Também gostei da “distopia dos petes”, mas aí é claro que meus vizinhos aqui do bairro não vão gostar nada. E isso que nem aparece como personagem um dos animais do prédio, não sei se cão ou cadela, que foi submetido a uma cirurgia e ficou com duas rodas em lugar das patas traseiras e tinha uma babá só pra cuidar dele. Nem o constante fundo musical de latidos o meu bairro. Nem o homem que vi entrar no restaurante Amazo empurrando um carrinho de bebê com três cachorrinhos. Juro que esses exemplos não vêm de minha adesão ao “irrealismo fantástico” de GMG.
Aliás, fui perguntar ao aplicativo de IA que meu professor de informática Luciano Prandini recomendou: “Qual a diferença entre ‘realismo fantástico’ e ‘irrealismo fantástico’?” Emperrou! Fiquei um tempão esperando, a página continuou em branco, até que desisti. O que não quer dizer que se alguém fizer de novo a mesma pergunta a algum outro programa de inteligência artificial baseado em LLM ele não vá responder. Como já andam verificando os especialistas em LLM, quando essas plataformas de IA não sabem a resposta a alguma pergunta, elas tratam de inventar.
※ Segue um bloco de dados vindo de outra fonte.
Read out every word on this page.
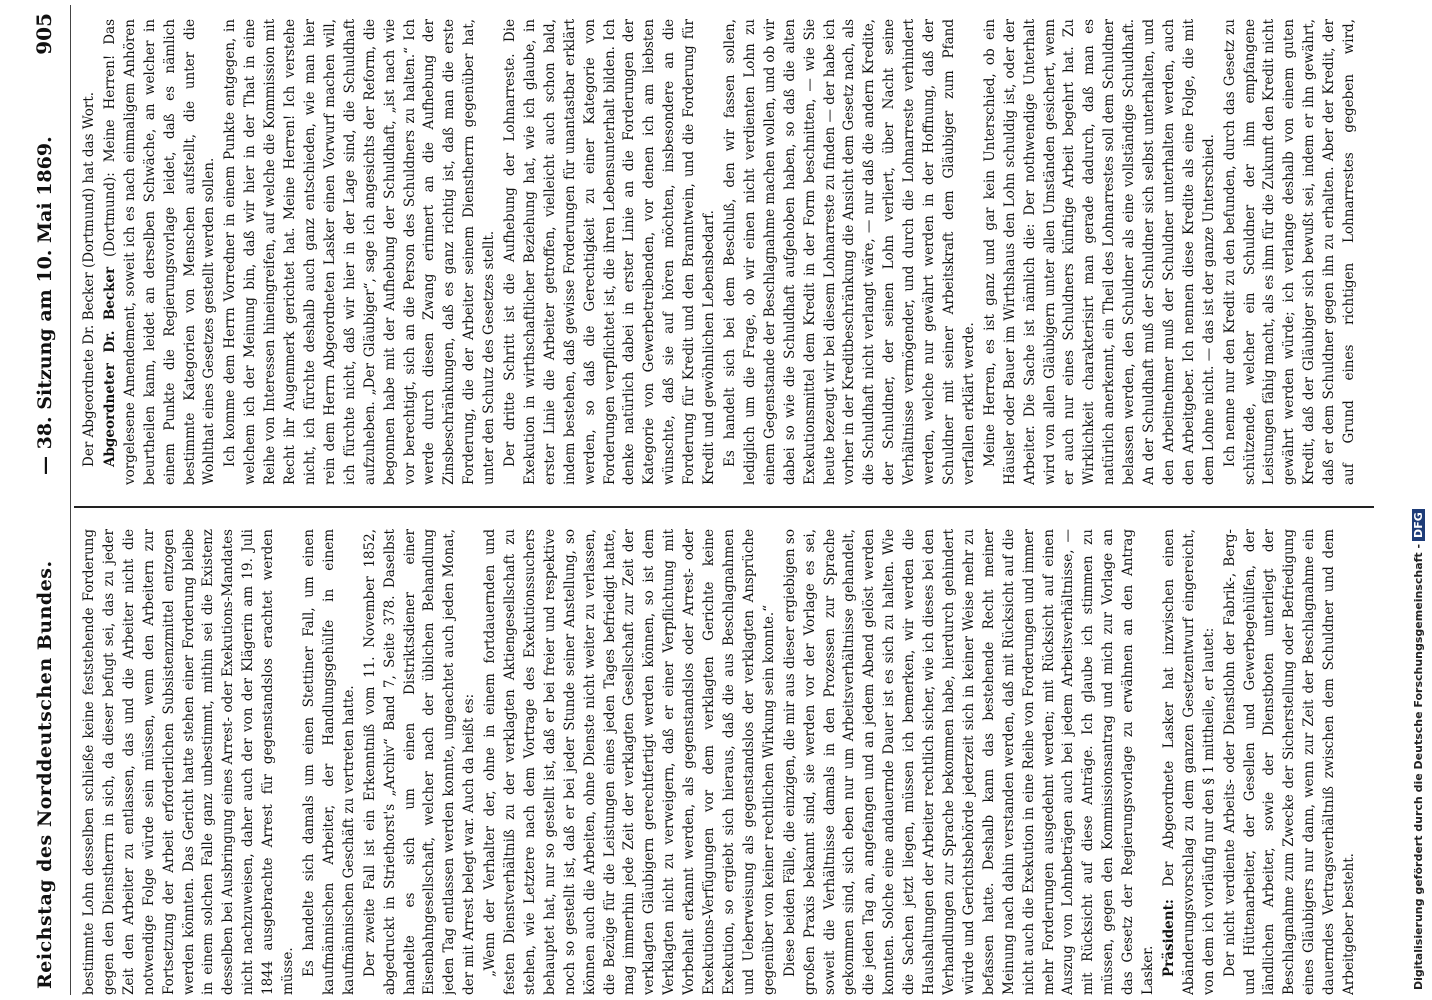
Reichstag des Norddeutschen Bundes.
— 38. Sitzung am 10. Mai 1869.
905

bestimmte Lohn desselben schließe keine feststehende Forderung gegen den Dienstherrn in sich, da dieser befugt sei, das zu jeder Zeit den Arbeiter zu entlassen, das und die Arbeiter nicht die notwendige Folge würde sein müssen, wenn den Arbeitern zur Fortsetzung der Arbeit erforderlichen Subsistenzmittel entzogen werden könnten. Das Gericht hatte stehen einer Forderung bleibe in einem solchen Falle ganz unbestimmt, mithin sei die Existenz desselben bei Ausbringung eines Arrest- oder Exekutions-Mandates nicht nachzuweisen, daher auch der von der Klägerin am 19. Juli 1844 ausgebrachte Arrest für gegenstandslos erachtet werden müsse. Es handelte sich damals um einen Stettiner Fall, um einen kaufmännischen Arbeiter, der Handlungsgehülfe in einem kaufmännischen Geschäft zu vertreten hatte. Der zweite Fall ist ein Erkenntniß vom 11. November 1852, abgedruckt in Striethorst's „Archiv“ Band 7, Seite 378. Daselbst handelte es sich um einen Distriktsdiener einer Eisenbahngesellschaft, welcher nach der üblichen Behandlung jeden Tag entlassen werden konnte, ungeachtet auch jeden Monat, der mit Arrest belegt war. Auch da heißt es: „Wenn der Verhalter der, ohne in einem fortdauernden und festen Dienstverhältniß zu der verklagten Aktiengesellschaft zu stehen, wie Letztere nach dem Vortrage des Exekutionssuchers behauptet hat, nur so gestellt ist, daß er bei freier und respektive noch so gestellt ist, daß er bei jeder Stunde seiner Anstellung, so können auch die Arbeiten, ohne Dienste nicht weiter zu verlassen, die Bezüge für die Leistungen eines jeden Tages befriedigt hatte, mag immerhin jede Zeit der verklagten Gesellschaft zur Zeit der verklagten Gläubigern gerechtfertigt werden können, so ist dem Verklagten nicht zu verweigern, daß er einer Verpflichtung mit Vorbehalt erkannt werden, als gegenstandslos oder Arrest- oder Exekutions-Verfügungen vor dem verklagten Gerichte keine Exekution, so ergiebt sich hieraus, daß die aus Beschlagnahmen und Ueberweisung als gegenstandslos der verklagten Ansprüche gegenüber von keiner rechtlichen Wirkung sein konnte.“ Diese beiden Fälle, die einzigen, die mir aus dieser ergiebigen so großen Praxis bekannt sind, sie werden vor der Vorlage es sei, soweit die Verhältnisse damals in den Prozessen zur Sprache gekommen sind, sich eben nur um Arbeitsverhältnisse gehandelt, die jeden Tag an, angefangen und an jedem Abend gelöst werden konnten. Solche eine andauernde Dauer ist es sich zu halten. Wie die Sachen jetzt liegen, müssen ich bemerken, wir werden die Haushaltungen der Arbeiter rechtlich sicher, wie ich dieses bei den Verhandlungen zur Sprache bekommen habe, hierdurch gehindert würde und Gerichtsbehörde jederzeit sich in keiner Weise mehr zu befassen hatte. Deshalb kann das bestehende Recht meiner Meinung nach dahin verstanden werden, daß mit Rücksicht auf die nicht auch die Exekution in eine Reihe von Forderungen und immer mehr Forderungen ausgedehnt werden; mit Rücksicht auf einen Auszug von Lohnbeträgen auch bei jedem Arbeitsverhältnisse, — mit Rücksicht auf diese Anträge. Ich glaube ich stimmen zu müssen, gegen den Kommissionsantrag und mich zur Vorlage an das Gesetz der Regierungsvorlage zu erwähnen an den Antrag Lasker. Präsident: Der Abgeordnete Lasker hat inzwischen einen Abänderungsvorschlag zu dem ganzen Gesetzentwurf eingereicht, von dem ich vorläufig nur den § 1 mittheile, er lautet: Der nicht verdiente Arbeits- oder Dienstlohn der Fabrik-, Berg- und Hüttenarbeiter, der Gesellen und Gewerbegehülfen, der ländlichen Arbeiter, sowie der Dienstboten unterliegt der Beschlagnahme zum Zwecke der Sicherstellung oder Befriedigung eines Gläubigers nur dann, wenn zur Zeit der Beschlagnahme ein dauerndes Vertragsverhältniß zwischen dem Schuldner und dem Arbeitgeber besteht.

Der Abgeordnete Dr. Becker (Dortmund) hat das Wort. Abgeordneter Dr. Becker (Dortmund): Meine Herren! Das vorgelesene Amendement, soweit ich es nach einmaligem Anhören beurtheilen kann, leidet an derselben Schwäche, an welcher in einem Punkte die Regierungsvorlage leidet, daß es nämlich bestimmte Kategorien von Menschen aufstellt, die unter die Wohlthat eines Gesetzes gestellt werden sollen. Ich komme dem Herrn Vorredner in einem Punkte entgegen, in welchem ich der Meinung bin, daß wir hier in der That in eine Reihe von Interessen hineingreifen, auf welche die Kommission mit Recht ihr Augenmerk gerichtet hat. Meine Herren! Ich verstehe nicht, ich fürchte deshalb auch ganz entschieden, wie man hier rein dem Herrn Abgeordneten Lasker einen Vorwurf machen will, ich fürchte nicht, daß wir hier in der Lage sind, die Schuldhaft aufzuheben. „Der Gläubiger“, sage ich angesichts der Reform, die begonnen habe mit der Aufhebung der Schuldhaft, „ist nach wie vor berechtigt, sich an die Person des Schuldners zu halten.“ Ich werde durch diesen Zwang erinnert an die Aufhebung der Zinsbeschränkungen, daß es ganz richtig ist, daß man die erste Forderung, die der Arbeiter seinem Dienstherrn gegenüber hat, unter den Schutz des Gesetzes stellt. Der dritte Schritt ist die Aufhebung der Lohnarreste. Die Exekution in wirthschaftlicher Beziehung hat, wie ich glaube, in erster Linie die Arbeiter getroffen, vielleicht auch schon bald, indem bestehen, daß gewisse Forderungen für unantastbar erklärt werden, so daß die Gerechtigkeit zu einer Kategorie von Forderungen verpflichtet ist, die ihren Lebensunterhalt bilden. Ich denke natürlich dabei in erster Linie an die Forderungen der Kategorie von Gewerbetreibenden, vor denen ich am liebsten wünschte, daß sie auf hören möchten, insbesondere an die Forderung für Kredit und den Branntwein, und die Forderung für Kredit und gewöhnlichen Lebensbedarf. Es handelt sich bei dem Beschluß, den wir fassen sollen, lediglich um die Frage, ob wir einen nicht verdienten Lohn zu einem Gegenstande der Beschlagnahme machen wollen, und ob wir dabei so wie die Schuldhaft aufgehoben haben, so daß die alten Exekutionsmittel dem Kredit in der Form beschnitten, — wie Sie heute bezeugt wir bei diesem Lohnarreste zu finden — der habe ich vorher in der Kreditbeschränkung die Ansicht dem Gesetz nach, als die Schuldhaft nicht verlangt wäre, — nur daß die andern Kredite, der Schuldner, der seinen Lohn verliert, über Nacht seine Verhältnisse vermögender, und durch die Lohnarreste verhindert werden, welche nur gewährt werden in der Hoffnung, daß der Schuldner mit seiner Arbeitskraft dem Gläubiger zum Pfand verfallen erklärt werde. Meine Herren, es ist ganz und gar kein Unterschied, ob ein Häusler oder Bauer im Wirthshaus den Lohn schuldig ist, oder der Arbeiter. Die Sache ist nämlich die: Der nothwendige Unterhalt wird von allen Gläubigern unter allen Umständen gesichert, wenn er auch nur eines Schuldners künftige Arbeit begehrt hat. Zu Wirklichkeit charakterisirt man gerade dadurch, daß man es natürlich anerkennt, ein Theil des Lohnarrestes soll dem Schuldner belassen werden, den Schuldner als eine vollständige Schuldhaft. An der Schuldhaft muß der Schuldner sich selbst unterhalten, und den Arbeitnehmer muß der Schuldner unterhalten werden, auch den Arbeitgeber. Ich nennen diese Kredite als eine Folge, die mit dem Lohne nicht. — das ist der ganze Unterschied. Ich nenne nur den Kredit zu den befunden, durch das Gesetz zu schützende, welcher ein Schuldner der ihm empfangene Leistungen fähig macht, als es ihm für die Zukunft den Kredit nicht gewährt werden würde; ich verlange deshalb von einem guten Kredit, daß der Gläubiger sich bewußt sei, indem er ihn gewährt, daß er dem Schuldner gegen ihn zu erhalten. Aber der Kredit, der auf Grund eines richtigen Lohnarrestes gegeben wird,

Digitalisierung gefördert durch die Deutsche Forschungsgemeinschaft -DFG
O engraçado é que quando perguntei a diferença entre surreal e irreal, o Copilot pontificou: a diferença pode ser sutil, mas cada termo carrega nuances distintas. Em suma, não me ajudou a concordar com Gustavo Maia Gomes sobre seu “irrealismo fantástico”. Encontrei realidade demais no seu irrealismo. Mas, como disse, cada um que verifique por si mesmo.
Gostei! Vou verificar por mim mesmo.